Sağlık otoritesince konu ve bilgiler, ilgililerle şeffaf şekilde paylaşılmalı, sorunun önemine bağlı olarak adımlar hızla atılmalıdır. Vaka görülen bölgelerde 9 ay ile 15 yaş arası herkese 1 doz aşı yapılmalıdır. Vaka görülmeyen bölgelerde 9. aydan itibaren eksik aşılı bebeklerin kızamık aşıları yapılmalıdır. Özellikle 2. doz aşıların yapılmasına özen gösterilmelidir. Tüm Türkiye’de aşılamanın 48 aya çekilmesi ile oluşan okul öncesi ve okul çağı aşısız 2 milyon çocuk bir an önce aşılanmalıdır.

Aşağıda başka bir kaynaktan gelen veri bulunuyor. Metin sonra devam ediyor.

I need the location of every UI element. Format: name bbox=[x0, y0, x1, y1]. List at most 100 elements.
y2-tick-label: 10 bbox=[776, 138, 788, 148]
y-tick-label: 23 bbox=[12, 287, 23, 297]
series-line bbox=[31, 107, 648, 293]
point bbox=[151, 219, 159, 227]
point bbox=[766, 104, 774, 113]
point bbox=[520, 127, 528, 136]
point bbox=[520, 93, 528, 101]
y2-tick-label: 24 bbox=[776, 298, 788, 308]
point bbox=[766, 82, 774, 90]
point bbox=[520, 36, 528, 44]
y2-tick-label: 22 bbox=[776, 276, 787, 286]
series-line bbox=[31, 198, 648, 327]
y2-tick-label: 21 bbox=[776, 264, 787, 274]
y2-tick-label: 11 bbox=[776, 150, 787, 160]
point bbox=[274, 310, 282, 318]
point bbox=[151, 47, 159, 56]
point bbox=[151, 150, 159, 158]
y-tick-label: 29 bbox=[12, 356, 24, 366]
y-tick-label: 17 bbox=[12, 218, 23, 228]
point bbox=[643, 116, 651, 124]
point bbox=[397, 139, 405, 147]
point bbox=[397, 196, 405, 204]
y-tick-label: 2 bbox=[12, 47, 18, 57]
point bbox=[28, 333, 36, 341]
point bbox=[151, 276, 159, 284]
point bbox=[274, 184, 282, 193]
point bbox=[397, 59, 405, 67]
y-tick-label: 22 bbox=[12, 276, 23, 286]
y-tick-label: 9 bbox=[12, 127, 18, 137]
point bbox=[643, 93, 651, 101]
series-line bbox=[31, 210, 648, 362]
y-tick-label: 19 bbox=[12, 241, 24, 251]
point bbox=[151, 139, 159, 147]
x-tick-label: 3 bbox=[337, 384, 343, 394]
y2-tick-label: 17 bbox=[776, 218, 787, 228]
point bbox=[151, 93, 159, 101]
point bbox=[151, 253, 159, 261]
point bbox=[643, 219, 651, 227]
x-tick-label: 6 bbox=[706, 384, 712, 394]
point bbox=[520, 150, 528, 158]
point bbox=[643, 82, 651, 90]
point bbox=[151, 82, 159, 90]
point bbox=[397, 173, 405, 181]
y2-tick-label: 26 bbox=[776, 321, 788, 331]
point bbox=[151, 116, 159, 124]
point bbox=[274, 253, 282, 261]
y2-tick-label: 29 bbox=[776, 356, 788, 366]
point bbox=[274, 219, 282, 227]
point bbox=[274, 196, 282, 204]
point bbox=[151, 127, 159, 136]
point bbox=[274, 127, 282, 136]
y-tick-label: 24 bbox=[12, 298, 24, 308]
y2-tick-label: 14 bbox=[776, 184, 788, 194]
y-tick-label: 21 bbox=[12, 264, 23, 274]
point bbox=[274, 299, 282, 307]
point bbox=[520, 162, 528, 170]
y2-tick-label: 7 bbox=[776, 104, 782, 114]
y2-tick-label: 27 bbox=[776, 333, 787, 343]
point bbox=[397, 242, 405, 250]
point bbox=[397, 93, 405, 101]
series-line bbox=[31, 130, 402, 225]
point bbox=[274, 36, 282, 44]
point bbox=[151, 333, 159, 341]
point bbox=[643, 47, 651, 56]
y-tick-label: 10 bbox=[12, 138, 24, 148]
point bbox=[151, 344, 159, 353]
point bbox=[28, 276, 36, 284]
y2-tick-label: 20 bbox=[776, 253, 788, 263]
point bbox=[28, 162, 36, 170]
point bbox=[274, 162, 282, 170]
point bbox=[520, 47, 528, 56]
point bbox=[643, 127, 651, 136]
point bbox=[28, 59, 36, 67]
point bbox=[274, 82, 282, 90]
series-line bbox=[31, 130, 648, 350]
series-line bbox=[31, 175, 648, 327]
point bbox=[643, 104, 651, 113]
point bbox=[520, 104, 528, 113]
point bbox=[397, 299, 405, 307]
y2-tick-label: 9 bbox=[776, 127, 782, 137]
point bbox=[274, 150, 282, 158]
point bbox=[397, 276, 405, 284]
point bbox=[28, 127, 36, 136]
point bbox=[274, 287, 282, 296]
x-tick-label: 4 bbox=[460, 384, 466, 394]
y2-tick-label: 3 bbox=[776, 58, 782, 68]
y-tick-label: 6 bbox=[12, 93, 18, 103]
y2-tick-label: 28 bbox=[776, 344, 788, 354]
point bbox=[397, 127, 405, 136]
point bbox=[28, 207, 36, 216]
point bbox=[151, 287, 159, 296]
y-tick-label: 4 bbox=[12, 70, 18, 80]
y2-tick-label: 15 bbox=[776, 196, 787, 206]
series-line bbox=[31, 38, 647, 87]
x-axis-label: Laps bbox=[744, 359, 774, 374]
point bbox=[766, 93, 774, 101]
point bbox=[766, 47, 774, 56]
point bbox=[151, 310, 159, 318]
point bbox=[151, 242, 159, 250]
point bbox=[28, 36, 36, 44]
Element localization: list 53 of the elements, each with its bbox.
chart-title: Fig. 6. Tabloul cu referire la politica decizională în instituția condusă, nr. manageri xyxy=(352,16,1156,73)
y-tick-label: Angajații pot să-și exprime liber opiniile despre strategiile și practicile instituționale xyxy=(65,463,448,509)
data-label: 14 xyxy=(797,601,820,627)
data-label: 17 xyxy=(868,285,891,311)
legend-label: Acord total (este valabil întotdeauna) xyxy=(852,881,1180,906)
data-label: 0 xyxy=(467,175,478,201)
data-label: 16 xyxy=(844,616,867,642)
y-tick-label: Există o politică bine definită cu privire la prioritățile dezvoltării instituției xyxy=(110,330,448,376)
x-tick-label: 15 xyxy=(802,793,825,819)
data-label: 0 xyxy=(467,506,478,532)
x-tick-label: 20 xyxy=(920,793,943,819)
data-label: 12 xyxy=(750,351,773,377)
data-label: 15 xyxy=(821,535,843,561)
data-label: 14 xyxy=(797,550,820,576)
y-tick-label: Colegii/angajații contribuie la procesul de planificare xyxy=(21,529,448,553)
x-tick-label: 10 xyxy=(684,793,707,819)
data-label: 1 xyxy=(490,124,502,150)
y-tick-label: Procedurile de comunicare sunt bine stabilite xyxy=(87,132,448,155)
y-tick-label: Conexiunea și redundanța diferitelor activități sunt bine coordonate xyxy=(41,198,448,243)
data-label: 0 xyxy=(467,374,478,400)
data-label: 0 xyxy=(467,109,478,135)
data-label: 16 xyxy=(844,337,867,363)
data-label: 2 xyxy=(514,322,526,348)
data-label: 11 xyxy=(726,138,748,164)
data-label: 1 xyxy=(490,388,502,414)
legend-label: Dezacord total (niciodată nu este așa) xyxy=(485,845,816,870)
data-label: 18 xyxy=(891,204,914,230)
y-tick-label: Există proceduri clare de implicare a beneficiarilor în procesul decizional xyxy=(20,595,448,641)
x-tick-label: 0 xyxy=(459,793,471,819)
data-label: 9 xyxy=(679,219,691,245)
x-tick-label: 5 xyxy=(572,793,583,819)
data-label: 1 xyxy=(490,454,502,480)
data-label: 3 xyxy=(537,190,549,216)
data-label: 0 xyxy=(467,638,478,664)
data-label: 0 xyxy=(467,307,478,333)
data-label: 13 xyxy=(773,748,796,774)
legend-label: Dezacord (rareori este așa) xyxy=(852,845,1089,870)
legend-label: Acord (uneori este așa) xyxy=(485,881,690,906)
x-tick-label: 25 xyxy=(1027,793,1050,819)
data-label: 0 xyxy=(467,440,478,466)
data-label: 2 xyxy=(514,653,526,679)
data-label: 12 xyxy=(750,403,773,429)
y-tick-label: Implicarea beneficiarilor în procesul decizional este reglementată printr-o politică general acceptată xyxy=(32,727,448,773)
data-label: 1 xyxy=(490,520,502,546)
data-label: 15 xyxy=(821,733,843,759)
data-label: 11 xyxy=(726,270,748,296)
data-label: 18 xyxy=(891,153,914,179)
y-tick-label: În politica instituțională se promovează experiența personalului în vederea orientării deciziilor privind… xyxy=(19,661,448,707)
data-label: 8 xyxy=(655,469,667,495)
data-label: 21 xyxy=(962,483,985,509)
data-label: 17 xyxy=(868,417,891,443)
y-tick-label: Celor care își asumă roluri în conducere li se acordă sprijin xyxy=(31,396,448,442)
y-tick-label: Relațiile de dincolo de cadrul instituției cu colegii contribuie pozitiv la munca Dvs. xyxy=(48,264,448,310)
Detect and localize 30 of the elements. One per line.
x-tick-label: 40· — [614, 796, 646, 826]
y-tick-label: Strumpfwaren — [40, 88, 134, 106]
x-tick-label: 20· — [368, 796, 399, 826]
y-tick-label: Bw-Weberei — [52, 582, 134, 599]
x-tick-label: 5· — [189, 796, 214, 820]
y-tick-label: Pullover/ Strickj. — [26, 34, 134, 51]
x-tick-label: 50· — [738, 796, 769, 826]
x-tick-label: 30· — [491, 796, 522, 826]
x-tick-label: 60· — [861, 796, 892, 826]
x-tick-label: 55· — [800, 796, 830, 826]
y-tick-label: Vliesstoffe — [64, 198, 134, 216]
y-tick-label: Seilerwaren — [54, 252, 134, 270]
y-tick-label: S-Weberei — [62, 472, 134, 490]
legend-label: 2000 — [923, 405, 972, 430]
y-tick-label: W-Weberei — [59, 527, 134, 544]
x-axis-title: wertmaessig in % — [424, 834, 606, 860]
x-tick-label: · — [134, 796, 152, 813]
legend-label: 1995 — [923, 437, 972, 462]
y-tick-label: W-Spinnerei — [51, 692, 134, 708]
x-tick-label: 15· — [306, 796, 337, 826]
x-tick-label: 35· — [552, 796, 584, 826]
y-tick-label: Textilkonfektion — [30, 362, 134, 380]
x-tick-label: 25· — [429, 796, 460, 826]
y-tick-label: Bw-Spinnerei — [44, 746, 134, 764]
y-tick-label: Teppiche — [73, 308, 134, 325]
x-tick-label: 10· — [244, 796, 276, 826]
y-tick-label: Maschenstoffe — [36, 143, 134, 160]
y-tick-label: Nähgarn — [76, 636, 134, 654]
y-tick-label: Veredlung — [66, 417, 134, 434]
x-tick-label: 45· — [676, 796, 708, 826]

ASM’lerinde hemşire, ebe açığı hızla giderilmeli, 1 hekim, 1 hemşire uygulaması dışında ihtiyaç duyulan bölgelere takviye personel sağlanmalıdır. Tüm döküntülü vakalar kızamık yönünden değerlendirilmeli ve mutlaka numune alınmalıdır. Hasta kişilerin muayenesi sırasındaki bulaşmayı önlemek için sağlık çalışanları mutlaka kızamığa karşı aşılanmalıdır. Aşılama, vatandaş başvurusu ile sınırlanmamalı, sahaya çıkılmalı, bölge tabanlı çalışmalar yapılmalı, mobil aşı istasyonları ile aşılama oranı kısa sürede yükseltilmelidir. Deprem bölgesinde bulaş riskini azaltmaya dönük olarak bir arada, kontrolsüz yaşam önlenmeli, sağlık kontrolleri daha sık yapılmalı, hastaların ayrılması ve tedavileri hızla sağlanmalı, aşılamaları, salgın stratejisi doğrultusunda gerçekleştirilmelidir. Deprem bölgelerinde ASM’lerinin ve sağlık birimlerinin fiziki yapı ve personel eksiklikleri hızla giderilmeli, mobil aşı birimleri fliyete geçirilmelidir. Kontrolsüz ve aşısız mülteci ve mevsimlik işçi transferleri kontrol altına alınmalı, hızla aşılanmalıdır. Sağlık otoritesi, aşı karşıtlarının söylemleri nedeniyle halkta oluşan aşı kararsızlığına karşı aydınlatıcı bilgileri hızla ve etkili şekilde kullanmalıdır. Tüm halkı ilgilendiren sağlık sorunlarının çözümü yolunda, aşılamanın zorunlu olması konusunda gerekli yasal adımlar hızla atılmalıdır. Kızamık salgını çok yakınımızda, kapımızın eşiğinde. Kızamık salgınına karşı hazırlıklı olmak ve önlem almak, bebeklerimize ve çocuklarımıza olan borcumuzdur. Bilinmelidir ki, Kızamık hastalığından korunmanın tek yolu aşı olmaktır.”